Wed 23 Mar 2011 07:45

Matson to post loss on higher bunker costs


CEO says higher fuel prices are having a 'disproportionate effect' on transportation firms.



Hawaii's largest ocean shipper, Matson Navigation Company is expected to post an operating loss for the first quarter of 2011 due to the recent surge global bunker prices.

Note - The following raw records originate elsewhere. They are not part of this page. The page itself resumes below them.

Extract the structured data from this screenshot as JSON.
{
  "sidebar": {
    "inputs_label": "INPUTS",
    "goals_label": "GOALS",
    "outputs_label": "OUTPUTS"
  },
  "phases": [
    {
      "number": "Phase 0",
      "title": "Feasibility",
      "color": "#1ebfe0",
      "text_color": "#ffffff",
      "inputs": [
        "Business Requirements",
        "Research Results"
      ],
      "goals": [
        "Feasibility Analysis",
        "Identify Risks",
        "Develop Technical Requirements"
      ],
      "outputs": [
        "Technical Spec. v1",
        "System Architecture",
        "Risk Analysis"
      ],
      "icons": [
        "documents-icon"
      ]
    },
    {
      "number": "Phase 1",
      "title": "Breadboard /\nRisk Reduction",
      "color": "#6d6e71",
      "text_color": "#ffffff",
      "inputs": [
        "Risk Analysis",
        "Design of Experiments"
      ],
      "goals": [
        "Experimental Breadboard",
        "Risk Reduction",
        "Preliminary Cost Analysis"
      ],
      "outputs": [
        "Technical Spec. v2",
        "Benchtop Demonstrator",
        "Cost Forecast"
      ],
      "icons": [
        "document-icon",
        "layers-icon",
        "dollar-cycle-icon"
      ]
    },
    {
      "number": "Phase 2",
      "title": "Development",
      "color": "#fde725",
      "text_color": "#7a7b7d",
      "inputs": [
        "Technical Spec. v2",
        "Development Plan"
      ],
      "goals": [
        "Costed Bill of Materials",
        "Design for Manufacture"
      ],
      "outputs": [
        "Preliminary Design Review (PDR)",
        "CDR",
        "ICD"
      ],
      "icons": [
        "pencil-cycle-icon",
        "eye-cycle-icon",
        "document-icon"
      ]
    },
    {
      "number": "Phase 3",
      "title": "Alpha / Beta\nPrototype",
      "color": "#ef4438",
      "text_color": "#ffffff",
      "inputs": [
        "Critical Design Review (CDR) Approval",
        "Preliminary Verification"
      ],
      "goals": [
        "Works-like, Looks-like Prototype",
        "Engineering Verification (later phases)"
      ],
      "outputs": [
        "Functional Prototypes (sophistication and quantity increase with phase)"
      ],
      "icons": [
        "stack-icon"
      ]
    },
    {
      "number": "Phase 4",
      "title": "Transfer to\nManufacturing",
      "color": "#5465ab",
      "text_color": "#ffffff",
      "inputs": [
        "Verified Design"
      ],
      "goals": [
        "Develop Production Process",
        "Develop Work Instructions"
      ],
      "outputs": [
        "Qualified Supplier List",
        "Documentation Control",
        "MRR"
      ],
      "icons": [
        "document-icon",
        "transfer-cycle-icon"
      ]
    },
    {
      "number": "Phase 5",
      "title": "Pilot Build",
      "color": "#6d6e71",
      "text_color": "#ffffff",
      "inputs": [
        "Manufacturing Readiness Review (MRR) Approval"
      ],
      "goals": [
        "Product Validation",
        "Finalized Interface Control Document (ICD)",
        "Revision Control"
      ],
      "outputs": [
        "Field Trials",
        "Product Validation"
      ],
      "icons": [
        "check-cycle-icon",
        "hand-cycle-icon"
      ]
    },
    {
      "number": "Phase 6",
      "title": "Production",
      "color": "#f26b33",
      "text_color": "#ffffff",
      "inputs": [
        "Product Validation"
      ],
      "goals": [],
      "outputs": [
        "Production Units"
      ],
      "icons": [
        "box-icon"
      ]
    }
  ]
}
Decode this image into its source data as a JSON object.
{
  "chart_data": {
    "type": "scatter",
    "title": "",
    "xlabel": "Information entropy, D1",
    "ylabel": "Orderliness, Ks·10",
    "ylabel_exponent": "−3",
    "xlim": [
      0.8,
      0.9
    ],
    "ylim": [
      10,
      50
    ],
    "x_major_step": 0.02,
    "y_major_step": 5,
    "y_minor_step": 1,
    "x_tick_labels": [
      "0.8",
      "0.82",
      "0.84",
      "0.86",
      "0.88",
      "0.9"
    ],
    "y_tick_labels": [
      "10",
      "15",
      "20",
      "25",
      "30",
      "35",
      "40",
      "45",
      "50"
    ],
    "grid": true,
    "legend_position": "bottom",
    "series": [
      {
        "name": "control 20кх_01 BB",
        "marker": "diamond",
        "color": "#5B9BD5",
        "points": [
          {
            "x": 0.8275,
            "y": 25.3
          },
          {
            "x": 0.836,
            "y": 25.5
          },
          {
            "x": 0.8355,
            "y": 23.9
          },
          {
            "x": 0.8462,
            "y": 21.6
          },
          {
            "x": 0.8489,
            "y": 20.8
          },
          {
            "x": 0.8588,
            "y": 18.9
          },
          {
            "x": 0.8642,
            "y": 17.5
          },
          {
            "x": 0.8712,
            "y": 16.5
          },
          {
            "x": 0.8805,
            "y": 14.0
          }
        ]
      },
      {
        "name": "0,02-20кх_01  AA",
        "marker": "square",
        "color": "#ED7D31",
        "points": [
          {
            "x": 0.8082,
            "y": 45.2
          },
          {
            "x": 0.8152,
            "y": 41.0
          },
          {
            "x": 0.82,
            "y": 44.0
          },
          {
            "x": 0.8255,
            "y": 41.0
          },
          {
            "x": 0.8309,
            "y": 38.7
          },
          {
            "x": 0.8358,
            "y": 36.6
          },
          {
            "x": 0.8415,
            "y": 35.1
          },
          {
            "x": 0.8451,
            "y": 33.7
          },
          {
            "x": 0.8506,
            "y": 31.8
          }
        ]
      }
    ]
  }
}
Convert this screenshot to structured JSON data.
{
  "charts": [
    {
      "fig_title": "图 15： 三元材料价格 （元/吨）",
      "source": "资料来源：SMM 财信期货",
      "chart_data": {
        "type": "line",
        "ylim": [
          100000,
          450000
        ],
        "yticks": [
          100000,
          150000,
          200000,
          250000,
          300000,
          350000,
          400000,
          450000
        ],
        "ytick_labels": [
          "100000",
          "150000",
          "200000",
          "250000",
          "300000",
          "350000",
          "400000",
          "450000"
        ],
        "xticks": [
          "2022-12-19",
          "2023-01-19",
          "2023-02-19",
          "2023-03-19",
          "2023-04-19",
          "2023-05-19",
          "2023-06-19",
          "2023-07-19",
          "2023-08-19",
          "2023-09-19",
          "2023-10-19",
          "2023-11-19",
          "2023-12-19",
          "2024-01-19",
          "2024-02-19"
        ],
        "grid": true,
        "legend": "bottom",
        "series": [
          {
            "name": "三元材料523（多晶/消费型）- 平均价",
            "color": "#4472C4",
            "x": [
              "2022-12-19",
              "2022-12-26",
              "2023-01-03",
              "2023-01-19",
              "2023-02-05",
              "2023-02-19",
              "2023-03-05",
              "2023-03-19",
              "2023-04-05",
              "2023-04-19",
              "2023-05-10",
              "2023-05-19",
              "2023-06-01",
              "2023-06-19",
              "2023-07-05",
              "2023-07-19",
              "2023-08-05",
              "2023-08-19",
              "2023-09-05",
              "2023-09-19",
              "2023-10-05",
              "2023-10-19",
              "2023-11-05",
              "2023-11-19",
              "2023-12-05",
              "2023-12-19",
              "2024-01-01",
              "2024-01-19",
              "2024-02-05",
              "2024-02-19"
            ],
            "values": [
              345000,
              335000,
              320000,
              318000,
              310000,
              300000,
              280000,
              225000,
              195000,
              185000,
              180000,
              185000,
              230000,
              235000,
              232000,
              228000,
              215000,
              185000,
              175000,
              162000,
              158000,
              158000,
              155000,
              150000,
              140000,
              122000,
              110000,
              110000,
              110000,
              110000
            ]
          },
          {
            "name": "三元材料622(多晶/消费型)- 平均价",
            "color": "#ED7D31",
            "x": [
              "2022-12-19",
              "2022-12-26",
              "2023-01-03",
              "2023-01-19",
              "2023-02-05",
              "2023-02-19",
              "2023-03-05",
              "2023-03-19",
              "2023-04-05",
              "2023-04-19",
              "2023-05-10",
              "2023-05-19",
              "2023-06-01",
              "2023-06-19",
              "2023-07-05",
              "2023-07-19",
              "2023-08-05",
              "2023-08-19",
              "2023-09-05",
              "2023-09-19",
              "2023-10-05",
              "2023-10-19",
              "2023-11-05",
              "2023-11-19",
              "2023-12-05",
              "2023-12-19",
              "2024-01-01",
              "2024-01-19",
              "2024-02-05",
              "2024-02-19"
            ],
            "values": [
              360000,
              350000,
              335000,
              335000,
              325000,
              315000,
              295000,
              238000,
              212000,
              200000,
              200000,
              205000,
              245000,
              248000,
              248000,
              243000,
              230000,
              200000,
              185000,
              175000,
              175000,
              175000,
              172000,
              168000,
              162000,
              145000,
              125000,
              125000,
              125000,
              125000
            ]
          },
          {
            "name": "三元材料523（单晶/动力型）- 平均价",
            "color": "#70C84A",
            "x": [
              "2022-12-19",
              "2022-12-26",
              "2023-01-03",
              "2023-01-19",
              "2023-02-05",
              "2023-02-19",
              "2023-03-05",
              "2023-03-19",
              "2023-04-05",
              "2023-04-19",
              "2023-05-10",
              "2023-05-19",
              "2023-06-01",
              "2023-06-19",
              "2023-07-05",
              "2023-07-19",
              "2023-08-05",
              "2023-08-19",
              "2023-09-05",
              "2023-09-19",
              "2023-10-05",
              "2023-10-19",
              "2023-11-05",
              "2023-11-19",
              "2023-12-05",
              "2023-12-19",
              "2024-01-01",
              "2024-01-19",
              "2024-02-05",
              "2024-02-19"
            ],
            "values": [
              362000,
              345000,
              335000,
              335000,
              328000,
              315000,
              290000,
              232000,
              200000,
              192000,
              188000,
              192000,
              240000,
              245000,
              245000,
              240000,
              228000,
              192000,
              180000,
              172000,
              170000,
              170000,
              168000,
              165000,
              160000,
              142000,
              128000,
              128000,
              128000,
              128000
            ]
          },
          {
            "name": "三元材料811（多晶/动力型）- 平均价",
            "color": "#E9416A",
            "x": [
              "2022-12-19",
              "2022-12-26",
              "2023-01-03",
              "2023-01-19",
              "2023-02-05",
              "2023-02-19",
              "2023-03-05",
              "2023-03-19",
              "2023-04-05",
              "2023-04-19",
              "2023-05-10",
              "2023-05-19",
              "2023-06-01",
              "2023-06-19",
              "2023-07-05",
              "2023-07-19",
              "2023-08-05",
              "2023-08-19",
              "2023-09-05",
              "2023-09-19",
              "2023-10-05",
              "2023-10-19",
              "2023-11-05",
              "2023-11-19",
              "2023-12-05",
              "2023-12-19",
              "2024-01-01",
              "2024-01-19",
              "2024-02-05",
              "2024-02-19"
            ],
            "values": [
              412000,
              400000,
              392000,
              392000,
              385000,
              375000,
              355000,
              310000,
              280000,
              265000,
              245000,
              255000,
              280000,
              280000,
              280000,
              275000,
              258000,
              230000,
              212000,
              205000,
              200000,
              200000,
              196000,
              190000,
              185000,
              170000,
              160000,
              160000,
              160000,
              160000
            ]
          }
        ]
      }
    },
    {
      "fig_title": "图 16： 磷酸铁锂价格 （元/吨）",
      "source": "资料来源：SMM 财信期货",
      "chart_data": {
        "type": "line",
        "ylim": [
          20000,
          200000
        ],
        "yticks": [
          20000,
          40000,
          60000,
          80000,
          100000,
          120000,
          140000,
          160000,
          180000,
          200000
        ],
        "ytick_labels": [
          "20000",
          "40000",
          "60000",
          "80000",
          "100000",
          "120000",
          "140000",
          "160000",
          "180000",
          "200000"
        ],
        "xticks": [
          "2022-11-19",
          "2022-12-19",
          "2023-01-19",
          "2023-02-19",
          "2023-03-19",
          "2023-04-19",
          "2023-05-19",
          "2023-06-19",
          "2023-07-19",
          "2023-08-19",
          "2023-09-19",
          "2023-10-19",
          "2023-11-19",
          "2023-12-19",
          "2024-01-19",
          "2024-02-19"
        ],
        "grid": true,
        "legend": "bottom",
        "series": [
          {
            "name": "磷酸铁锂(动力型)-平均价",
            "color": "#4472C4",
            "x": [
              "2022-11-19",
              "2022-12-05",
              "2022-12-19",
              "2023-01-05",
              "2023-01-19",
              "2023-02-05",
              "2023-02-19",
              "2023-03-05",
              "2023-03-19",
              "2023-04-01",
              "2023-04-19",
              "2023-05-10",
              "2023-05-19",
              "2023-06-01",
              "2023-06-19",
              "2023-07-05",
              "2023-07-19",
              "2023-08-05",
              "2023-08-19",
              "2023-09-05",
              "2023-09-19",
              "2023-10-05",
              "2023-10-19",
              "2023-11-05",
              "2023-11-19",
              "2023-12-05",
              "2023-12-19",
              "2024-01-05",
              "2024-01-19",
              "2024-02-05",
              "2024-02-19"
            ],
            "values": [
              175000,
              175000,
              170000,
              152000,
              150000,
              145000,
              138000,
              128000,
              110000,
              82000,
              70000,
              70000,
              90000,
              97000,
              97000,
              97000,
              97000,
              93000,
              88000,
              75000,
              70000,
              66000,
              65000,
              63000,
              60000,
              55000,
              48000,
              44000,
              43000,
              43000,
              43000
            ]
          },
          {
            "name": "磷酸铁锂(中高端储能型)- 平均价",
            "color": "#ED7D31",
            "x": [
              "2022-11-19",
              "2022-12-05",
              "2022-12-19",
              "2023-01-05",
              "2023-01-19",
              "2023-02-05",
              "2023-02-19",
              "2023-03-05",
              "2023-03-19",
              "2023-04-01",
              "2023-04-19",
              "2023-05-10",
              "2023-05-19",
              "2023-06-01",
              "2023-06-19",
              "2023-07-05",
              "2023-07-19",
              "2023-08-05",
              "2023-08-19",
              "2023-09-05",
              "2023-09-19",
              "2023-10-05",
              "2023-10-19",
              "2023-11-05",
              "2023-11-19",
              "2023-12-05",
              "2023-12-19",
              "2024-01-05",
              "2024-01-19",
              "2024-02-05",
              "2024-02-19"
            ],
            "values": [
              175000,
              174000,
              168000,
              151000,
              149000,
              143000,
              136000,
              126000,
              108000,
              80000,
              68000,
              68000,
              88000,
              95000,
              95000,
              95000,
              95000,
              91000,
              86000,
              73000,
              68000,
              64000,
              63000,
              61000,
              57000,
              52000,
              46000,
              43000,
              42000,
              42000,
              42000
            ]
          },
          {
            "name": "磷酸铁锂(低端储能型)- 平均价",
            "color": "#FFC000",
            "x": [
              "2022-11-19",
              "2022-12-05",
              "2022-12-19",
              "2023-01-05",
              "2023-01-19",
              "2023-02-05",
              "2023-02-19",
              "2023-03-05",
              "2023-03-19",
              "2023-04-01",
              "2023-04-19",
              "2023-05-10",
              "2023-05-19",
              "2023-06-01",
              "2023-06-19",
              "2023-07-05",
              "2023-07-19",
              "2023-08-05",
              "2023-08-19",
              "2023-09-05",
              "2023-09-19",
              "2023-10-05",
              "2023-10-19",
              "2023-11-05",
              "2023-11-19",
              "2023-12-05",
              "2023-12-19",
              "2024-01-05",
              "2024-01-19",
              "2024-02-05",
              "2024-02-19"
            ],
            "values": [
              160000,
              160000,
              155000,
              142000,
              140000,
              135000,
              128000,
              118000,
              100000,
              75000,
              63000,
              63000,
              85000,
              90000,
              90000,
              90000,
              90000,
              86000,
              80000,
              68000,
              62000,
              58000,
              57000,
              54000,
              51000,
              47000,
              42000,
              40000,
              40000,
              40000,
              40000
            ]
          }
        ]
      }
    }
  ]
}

In a statement, Stanley M. Kuriyama, president and chief executive officer of Alexander & Baldwin Inc. (A&B), 100 percent owner of Matson, said: "Increased fuel prices are having a disproportionate effect on transportation companies as fuel is an unavoidable and significant component of operating costs. Matson’s ability to employ fuel price adjustment mechanisms to limit the impact of price fluctuations on its first quarter earnings has been outpaced by the steep acceleration in fuel prices. We expect to recoup a large percentage of fuel cost increases through surcharge mechanisms in 2011, however, an environment of continually escalating fuel costs could impair timely recovery of these costs and further impact financial results."

“We are carefully monitoring the impact of fuel, as well as the ongoing freight-rate environment in China, where spot-market container rates are relatively soft. We expect to have more clarity on China rates with the commencement of the new annual contract cycle in May and the beginning of the peak season this summer," Kuriyama added.